Last Updated on September 19, 2023 by It’s Complicated
I’m a psychologist and I’m a mother. This combination means that many people assume that I have a superior psychological approach to mothering. Spoiler alert: I don’t. But two daughters and endless conversations about what it means to be a mother, have left me with a comforting learning I’d like to pass on. This I’ve put into a letter to the new mother.
Dear new mother,
Myself, I had strong yearnings for maternity since I was a teenager, I didn’t get pregnant easily, and I only listened to the women whose identities as mothers grounded them. Therefore, I thought that when I finally got the chance, I would be the epitome of a fulfilled mother. The tasks of mothering would be the first tasks that would feel natural and instinctive to me. So I thought.
But the first learning on my journey was this: motherhood has a way of turning your expectations upside down. When the baby lands, even if you happen to be one in a million who is handed an easy baby – latching on and sleeping through the night from day one – things rarely pan out how you expect them to.

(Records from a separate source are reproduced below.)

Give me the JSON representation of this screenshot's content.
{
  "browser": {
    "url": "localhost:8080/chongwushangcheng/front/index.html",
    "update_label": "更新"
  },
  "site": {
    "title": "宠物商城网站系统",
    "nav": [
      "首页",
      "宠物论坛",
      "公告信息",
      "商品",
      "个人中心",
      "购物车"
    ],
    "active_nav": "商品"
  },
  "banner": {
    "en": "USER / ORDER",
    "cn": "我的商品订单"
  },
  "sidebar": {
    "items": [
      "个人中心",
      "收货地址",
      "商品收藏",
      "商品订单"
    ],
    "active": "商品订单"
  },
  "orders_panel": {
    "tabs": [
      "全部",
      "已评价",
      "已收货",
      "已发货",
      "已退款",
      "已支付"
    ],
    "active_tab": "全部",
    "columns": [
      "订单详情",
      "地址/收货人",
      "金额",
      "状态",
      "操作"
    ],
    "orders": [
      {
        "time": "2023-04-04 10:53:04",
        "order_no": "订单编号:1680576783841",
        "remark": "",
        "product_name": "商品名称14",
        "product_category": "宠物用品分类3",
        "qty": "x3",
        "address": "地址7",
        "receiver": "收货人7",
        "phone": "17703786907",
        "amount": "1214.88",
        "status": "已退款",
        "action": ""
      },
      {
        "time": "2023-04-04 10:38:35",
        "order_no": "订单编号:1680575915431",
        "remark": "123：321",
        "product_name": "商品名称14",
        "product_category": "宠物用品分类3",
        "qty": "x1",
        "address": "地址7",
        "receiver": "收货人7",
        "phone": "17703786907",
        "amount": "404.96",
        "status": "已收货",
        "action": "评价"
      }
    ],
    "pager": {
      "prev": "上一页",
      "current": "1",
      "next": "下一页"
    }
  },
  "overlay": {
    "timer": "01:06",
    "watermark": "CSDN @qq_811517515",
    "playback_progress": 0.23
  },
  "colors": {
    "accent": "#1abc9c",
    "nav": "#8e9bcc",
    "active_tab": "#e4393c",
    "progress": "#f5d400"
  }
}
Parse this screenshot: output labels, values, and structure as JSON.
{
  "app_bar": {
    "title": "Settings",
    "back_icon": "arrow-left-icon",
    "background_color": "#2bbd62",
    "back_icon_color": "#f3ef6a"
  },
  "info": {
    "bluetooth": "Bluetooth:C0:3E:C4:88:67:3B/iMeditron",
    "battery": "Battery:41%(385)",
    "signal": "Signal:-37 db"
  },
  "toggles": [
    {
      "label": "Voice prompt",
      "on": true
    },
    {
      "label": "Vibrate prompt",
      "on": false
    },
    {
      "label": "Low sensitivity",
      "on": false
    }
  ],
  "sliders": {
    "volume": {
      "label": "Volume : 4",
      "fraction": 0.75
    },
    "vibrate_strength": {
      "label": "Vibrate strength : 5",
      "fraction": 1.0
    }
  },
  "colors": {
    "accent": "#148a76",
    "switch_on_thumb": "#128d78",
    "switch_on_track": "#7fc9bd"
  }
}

Maybe the love doesn’t feel as intuitive as you thought it would (is it even there?), maybe you hate breastfeeding, maybe the helplessness of a baby freaks you out more than you could have ever imagined, maybe you mourn the previous intimacy of just being two, maybe the newfound mother identity makes you feel weirdly invisible. This is all normal. This is all part of how it can be as well.
Even though I live in a country that supports new mothers more than most places – daily visits from a postpartum midwife covered by the health insurance being what helped me the most – I experienced a lot of negative feelings in the months ensuing my first daughter’s arrival.
Through my studies and work I knew a thing or two about postpartum depression, mainly that the most common symptoms included depressed mood, excessive crying, withdrawing, fatigue, anhedonia, etc. – boxes I didn’t tick off. So what was wrong?
The limiting discourse about the way a first time mother is supposed to react to meeting her baby for the first time was what was wrong. The image of the infatuated, oxytocin-smitten, and lioness-like mother receiving her baby after nine months of umbilical symbiosis, had been folded unnoticeably into my consciousness. Though I had always considered myself laissez faire – the type to choose chill over ambition – I found myself bogged down by happiness expectations. I had assumed the baby bubble to be the joyride of a lifetime, but what I got instead was the sticky, cagey feeling of everything being an arduous task that had to be learned. This is also what motherhood can be.
So dear, new mother, learn this sooner than later: love is a verb, and so is mother. You mother someone to become that someone’s mother, whether or not that child developed in your womb. I don’t just say this because it took me many, many months of mothering my daughter before I identified as her mother. I say it because it’s one of my most heartfelt convictions: You have to act lovingly, if you want the feelings of love to follow. Similarly, you have to care for and mother someone to grow into that someone’s mother.
So don’t fret if your heart doesn’t grow three sizes upon meeting your baby. There are as many good enough ways of transitioning into motherhood as there are mothers, and before you know it you’ll have found your own, unique way of loving as a mother.